Cette juridiction est compétente au niveau national pour l’enquête, la poursuite, l’instruction et le jugement des délits de harcèlement sexuel ou moral aggravé par le caractère discriminatoire, dès lors que les faits sont commis sur internet et que la plainte a été adressée par voie électronique.

Selon une circulaire du 24 novembre 202031, les critères de saisine du parquet de Paris sont :

  • la complexité de la procédure (résultant de la technicité de l'enquête, de vérifications internationales, de la multiplicité d'auteurs notamment lorsqu'ils sont localisés en de multiples points du territoire)
  • le fort trouble à l'ordre public engendré par les faits (notamment en cas de retentissement médiatique important ou de sensibilité particulière de l'affaire)

En revanche, ledit parquet n'a pas vocation à connaître de ces infractions lorsque, bien que publiques et commises par voie numérique, elles interviennent dans un cadre interpersonnel, notamment familial ou professionnel. Il en est de même lorsque ces infractions sont commises par des mineurs.

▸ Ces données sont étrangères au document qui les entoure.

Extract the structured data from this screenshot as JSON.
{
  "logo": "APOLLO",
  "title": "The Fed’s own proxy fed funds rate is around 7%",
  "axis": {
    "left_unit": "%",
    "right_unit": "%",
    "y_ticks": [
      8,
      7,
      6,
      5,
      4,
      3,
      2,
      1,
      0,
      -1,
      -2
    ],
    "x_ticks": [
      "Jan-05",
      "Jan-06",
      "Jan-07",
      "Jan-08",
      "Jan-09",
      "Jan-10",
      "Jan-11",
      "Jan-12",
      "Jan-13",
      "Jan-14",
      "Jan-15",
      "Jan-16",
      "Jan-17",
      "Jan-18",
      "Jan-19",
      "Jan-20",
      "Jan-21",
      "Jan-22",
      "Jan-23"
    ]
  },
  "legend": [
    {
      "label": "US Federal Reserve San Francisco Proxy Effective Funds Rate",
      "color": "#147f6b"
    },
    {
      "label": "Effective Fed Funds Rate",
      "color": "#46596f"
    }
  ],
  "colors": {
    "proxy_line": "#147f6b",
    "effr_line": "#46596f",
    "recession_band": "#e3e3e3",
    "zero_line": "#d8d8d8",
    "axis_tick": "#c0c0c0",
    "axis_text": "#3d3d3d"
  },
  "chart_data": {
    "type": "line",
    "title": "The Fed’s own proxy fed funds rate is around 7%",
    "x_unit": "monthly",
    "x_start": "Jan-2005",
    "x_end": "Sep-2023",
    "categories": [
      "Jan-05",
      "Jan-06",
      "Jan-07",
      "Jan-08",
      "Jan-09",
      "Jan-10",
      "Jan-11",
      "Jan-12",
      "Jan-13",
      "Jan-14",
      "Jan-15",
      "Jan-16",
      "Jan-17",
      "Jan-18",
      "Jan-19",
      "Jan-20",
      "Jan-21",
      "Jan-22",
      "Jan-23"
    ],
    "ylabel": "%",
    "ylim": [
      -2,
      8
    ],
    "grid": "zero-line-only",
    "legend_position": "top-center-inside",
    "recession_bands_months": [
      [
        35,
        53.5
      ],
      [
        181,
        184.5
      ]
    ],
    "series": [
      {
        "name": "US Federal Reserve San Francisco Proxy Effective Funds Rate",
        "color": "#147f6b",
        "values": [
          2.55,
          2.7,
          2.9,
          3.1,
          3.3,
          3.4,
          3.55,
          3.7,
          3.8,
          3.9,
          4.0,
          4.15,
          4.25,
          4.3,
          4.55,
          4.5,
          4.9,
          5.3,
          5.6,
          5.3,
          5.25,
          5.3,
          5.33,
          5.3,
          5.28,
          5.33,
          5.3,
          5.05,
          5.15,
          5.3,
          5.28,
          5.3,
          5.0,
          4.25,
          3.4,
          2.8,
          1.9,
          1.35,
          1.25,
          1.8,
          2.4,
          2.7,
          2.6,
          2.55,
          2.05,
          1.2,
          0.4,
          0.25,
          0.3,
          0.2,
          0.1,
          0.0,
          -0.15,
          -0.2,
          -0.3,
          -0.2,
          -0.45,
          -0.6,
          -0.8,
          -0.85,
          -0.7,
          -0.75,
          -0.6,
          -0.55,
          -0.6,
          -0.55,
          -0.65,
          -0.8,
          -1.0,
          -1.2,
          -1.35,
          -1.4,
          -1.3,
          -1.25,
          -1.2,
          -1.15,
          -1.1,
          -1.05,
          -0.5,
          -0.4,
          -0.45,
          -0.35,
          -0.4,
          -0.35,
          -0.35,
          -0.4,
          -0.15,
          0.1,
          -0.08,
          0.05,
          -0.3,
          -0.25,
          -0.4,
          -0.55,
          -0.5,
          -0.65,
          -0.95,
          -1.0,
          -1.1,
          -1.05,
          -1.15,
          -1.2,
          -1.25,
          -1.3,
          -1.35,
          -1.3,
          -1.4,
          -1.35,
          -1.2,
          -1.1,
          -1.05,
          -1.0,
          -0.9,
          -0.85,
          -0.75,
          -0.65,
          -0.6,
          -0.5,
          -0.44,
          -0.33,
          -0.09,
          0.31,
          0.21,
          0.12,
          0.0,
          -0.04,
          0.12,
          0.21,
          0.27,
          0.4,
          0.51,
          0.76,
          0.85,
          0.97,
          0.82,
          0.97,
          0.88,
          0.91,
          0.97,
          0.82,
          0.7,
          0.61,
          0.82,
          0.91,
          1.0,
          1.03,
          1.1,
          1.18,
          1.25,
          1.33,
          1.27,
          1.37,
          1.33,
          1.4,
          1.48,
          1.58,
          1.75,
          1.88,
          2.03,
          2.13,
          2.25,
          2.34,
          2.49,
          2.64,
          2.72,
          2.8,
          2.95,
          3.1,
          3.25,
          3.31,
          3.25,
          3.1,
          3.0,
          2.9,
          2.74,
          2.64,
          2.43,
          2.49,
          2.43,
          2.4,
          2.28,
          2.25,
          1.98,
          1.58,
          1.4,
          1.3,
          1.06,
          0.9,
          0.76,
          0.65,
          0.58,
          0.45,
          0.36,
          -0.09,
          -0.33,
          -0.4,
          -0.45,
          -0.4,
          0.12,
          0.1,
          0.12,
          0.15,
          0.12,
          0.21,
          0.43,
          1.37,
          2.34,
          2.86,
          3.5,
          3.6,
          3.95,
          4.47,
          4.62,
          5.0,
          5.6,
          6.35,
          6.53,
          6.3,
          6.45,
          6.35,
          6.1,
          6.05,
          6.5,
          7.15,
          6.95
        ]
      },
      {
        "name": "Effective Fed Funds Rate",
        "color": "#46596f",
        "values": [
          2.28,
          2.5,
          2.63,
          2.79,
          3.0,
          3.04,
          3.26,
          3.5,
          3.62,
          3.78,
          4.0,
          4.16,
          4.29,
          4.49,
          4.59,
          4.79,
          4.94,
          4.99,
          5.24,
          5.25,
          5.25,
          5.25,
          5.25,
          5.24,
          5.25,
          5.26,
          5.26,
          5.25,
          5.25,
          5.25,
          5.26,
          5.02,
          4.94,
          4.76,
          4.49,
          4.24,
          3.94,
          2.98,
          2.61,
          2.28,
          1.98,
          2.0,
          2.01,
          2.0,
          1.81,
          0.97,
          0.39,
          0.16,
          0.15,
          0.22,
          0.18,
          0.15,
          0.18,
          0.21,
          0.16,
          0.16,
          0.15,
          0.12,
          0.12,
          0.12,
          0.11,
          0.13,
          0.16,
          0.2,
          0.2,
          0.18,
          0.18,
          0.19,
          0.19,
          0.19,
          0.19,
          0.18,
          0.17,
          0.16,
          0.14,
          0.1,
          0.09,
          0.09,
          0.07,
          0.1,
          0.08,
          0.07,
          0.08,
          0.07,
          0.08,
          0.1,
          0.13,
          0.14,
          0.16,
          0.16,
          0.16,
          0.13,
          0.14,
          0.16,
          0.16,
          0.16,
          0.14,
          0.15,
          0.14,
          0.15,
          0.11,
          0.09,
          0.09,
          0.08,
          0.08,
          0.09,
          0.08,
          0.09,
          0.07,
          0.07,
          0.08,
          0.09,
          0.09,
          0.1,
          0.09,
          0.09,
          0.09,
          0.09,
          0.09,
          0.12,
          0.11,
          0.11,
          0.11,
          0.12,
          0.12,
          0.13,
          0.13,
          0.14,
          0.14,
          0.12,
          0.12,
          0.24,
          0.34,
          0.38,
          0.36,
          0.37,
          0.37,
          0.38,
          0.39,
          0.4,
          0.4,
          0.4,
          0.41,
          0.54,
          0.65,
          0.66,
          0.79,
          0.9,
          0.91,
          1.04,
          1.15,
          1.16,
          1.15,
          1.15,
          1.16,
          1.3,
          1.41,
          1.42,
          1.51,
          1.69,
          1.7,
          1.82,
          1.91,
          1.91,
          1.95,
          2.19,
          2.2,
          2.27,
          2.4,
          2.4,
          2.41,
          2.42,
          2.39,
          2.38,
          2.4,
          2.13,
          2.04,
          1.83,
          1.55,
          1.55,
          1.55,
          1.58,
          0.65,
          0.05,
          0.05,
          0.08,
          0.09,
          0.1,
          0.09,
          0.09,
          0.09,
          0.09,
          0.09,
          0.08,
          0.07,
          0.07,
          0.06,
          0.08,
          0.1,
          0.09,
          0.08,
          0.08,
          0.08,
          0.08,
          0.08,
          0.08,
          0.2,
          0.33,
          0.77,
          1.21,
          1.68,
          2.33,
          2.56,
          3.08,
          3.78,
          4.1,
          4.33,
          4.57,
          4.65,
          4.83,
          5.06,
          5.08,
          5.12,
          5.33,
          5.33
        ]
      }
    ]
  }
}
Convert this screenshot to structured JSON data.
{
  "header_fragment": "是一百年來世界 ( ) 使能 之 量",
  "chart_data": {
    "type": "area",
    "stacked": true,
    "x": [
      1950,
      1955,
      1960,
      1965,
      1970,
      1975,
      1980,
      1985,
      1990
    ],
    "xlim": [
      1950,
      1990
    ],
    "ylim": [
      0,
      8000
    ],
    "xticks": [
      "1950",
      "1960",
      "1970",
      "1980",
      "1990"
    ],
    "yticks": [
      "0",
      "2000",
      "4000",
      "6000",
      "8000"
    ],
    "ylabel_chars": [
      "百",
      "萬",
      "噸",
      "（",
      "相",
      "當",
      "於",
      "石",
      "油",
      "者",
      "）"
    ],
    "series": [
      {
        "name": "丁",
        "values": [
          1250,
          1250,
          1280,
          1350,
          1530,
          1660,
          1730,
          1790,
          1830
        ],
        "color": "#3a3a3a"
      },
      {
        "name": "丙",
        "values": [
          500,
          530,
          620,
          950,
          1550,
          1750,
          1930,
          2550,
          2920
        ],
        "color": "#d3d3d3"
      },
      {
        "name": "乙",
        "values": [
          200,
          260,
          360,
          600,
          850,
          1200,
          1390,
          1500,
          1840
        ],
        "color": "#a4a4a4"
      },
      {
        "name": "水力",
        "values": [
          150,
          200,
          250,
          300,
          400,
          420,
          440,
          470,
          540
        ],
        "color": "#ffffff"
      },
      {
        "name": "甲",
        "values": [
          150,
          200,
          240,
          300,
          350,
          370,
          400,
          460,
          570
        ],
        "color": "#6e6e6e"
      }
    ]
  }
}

La circulaire indique également que le parquet de Paris est désormais l'interlocuteur judiciaire exclusif de la plateforme PHAROS pour tous les aspects ayant trait aux signalements reçus sur la haine en ligne. En outre, le parquet numérique collabore avec les représentants des réseaux sociaux, dans l’objectif d’apporter une réponse judiciaire plus efficace.

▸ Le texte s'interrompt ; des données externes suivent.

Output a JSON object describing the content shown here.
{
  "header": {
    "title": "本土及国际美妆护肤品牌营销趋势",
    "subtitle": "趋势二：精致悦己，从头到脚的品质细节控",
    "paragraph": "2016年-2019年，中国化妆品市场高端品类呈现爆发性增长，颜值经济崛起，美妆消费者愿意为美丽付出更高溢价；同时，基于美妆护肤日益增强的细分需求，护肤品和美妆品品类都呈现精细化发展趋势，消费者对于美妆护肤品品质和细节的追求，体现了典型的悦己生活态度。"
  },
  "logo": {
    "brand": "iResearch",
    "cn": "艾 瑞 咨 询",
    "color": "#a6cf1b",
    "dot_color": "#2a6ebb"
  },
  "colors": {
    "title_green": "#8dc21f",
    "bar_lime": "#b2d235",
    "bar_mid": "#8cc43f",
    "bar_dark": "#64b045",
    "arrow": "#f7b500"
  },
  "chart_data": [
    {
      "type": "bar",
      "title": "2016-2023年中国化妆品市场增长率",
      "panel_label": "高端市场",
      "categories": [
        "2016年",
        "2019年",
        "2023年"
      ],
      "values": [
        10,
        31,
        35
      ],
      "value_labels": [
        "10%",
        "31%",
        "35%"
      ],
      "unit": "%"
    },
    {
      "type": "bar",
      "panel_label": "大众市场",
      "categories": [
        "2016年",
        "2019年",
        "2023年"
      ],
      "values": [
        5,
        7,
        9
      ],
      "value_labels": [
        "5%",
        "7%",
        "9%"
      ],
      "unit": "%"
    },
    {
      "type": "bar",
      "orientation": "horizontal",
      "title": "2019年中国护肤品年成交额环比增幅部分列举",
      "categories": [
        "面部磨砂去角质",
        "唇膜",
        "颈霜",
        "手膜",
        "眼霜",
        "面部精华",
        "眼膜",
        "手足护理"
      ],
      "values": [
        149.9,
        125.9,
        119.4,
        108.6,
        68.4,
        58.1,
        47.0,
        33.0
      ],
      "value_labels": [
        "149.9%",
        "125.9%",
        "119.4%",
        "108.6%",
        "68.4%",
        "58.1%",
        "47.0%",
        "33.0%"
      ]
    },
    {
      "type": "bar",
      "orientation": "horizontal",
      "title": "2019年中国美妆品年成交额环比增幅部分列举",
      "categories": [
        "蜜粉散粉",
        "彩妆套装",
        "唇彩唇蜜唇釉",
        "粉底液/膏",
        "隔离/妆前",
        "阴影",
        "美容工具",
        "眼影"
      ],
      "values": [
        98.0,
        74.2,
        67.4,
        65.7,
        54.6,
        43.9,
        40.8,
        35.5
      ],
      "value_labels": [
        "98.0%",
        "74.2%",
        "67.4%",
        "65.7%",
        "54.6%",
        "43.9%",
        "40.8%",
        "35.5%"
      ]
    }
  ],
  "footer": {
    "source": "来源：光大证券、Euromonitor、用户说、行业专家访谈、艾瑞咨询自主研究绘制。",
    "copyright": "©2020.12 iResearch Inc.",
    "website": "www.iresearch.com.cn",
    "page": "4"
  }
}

L’Affaire Mila (jeune fille qui avait reçu des milliers de messages de haine et de menaces après une vidéo polémique sur l'Islam) est le premier dossier à avoir été coordonné par le Pôle national de lutte contre la haine en ligne. 

Par ailleurs, la France est associée à la volonté de l’Europe de « bâtir un monde digital régulé » dans l’objectif de « garantir aux citoyens européens leur sécurité en ligne et les protéger contre tout abus »32. Ainsi, le projet de règlement européen de « Législation sur les services numériques » ou « Digital Services Act » (DSA) publié le 15 décembre 2020 vise à contraindre les plateformes numériques à modérer ou supprimer les contenus illicites qui y sont publiés et à en assumer la responsabilité.

La France devrait mettre ce texte au cœur de ses priorités dans le cadre de la présidence de l’Union européenne qu’elle occupera à partir de janvier 2022.